9.5 Tesseract Installation

This topic describes systematic instructions of Tesseract installation.

Prerequisite

Build Tools
Make sure that the following build tools are available:
  • GNU Autotools—autoconf, automake, libtool
  • CMake (Optional, we use CMake if autoconf fails to build leptonica).

    Both should be available inside Oracle yum.

Dependent Libraries

The libraries must be on the server. By default, they are available on Oracle Linux. If libraries are not present, please install through yum with the following command:

sudo yum install <LIBRARY_NAME>
Following are the library names:
  • libjpeg
  • ibtiff
  • zlib
  • libjpeg-turbo
  • libwebp
  • libpng-devel
  • libtiff-devel
  • libwebp-devel

Note:

If you are using any distribution other than Oracle Linux, please install libraries from the official Oracle repo or any other repo available for that distribution.
Installation Files

Download the installation files required to install and set up Tesseract. Files are available at <Unzip the file>/THIRD_PARTY_SOFTWARES/Tesseract.

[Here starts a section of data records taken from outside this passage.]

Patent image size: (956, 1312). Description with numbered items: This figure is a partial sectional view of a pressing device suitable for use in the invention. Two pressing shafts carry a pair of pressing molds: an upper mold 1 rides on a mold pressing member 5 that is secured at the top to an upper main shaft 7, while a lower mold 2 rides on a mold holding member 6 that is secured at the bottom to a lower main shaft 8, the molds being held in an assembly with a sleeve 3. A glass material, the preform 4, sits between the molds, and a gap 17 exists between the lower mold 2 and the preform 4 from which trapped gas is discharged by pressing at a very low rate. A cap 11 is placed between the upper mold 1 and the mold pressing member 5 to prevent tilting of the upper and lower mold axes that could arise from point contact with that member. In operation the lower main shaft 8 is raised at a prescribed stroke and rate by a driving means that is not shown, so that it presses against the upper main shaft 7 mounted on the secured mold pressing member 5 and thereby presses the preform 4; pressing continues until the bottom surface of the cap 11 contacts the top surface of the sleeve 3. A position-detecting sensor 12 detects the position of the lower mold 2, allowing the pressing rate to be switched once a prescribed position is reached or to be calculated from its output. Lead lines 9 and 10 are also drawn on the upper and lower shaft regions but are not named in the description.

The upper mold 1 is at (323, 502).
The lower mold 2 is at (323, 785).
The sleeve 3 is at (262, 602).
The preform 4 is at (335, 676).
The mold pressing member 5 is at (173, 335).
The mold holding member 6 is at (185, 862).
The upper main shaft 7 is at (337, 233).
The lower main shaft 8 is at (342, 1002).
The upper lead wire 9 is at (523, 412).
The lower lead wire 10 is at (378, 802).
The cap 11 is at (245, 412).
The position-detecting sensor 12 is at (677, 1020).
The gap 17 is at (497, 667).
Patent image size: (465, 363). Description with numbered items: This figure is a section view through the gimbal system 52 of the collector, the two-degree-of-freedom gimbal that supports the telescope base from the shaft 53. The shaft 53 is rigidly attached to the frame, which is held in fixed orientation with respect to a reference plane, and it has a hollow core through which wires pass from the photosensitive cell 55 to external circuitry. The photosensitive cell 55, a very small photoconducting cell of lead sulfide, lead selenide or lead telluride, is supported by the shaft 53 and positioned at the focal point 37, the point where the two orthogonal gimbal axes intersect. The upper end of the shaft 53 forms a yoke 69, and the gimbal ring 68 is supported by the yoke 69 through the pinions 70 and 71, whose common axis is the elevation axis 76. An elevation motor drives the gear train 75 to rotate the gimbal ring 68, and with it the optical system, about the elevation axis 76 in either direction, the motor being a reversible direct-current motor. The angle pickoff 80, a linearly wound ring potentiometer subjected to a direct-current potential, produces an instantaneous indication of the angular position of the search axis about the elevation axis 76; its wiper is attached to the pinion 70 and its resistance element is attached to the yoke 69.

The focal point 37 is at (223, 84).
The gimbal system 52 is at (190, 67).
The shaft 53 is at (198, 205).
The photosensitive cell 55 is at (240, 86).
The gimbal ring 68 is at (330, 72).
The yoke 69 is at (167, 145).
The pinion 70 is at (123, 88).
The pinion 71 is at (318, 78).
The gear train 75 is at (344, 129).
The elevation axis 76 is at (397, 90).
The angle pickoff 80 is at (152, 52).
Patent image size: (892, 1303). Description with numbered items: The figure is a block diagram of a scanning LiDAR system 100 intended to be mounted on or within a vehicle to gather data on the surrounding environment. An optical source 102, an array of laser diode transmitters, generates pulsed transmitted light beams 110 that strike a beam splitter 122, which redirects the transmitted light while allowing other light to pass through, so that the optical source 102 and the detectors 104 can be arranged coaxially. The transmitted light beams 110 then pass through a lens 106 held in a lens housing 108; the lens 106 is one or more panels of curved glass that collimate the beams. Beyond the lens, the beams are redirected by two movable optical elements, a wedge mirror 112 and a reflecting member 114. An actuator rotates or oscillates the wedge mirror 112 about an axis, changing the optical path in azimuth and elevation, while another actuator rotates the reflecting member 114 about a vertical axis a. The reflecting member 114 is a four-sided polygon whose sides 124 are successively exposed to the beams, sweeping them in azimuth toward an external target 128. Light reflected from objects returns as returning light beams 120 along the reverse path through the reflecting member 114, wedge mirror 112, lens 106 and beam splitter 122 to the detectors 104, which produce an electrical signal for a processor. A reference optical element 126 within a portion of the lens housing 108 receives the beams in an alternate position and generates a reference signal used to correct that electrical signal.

Please find below the list of files present in the directory:
  • leptonica-1.84.1.tar.gz
  • tesseract-5.4.1.tar.gz
  • eng.traineddata
  • osd.traineddata

Leptonica Installation

Tesseract uses Leptonica internally for image processing. Leptonica can be built and installed by autoconf or CMake. The installation can be done using Autoconf and CMake.

Note:

If the user already have full access to all installation directory, then sudo is not required.

>sudo LINUX_COMMAND (In case the user does not have file access permissions)

>LINUX_COMMAND (In case the user has all access. Example: DBA user, Root user)

Note:

In this topic, we execute all commands with sudo. The user can skip based on your user permission details.
Installation through Autoconf
  • Copy the downloaded leptonica tarball (leptonica-1.84.1.tar.gz) in server (installation directory). For eample: /scratch.
  • Execute below commands sequentially to install leptonica through autoconf.

    Note:

    In line 4, we used sudo make –j4. Here 4 is the number of CPU core. Generally, the user can use sudo make –jn where n is the number of core. It will make the build process much faster.

    Here, the core number is used as 4 to build the software.

    If the processor does not have multiple cores, the user can use normal make command sudo make.

    sudo tar xvf leptonica-1.84.1.tar.gz
    cd leptonica-1.84.1
    sudo ./configure
    sudo make -j4
    sudo make install

Note:

If the installation is successful, then go to Leptonica Configuration . Else, go to Install through CMake.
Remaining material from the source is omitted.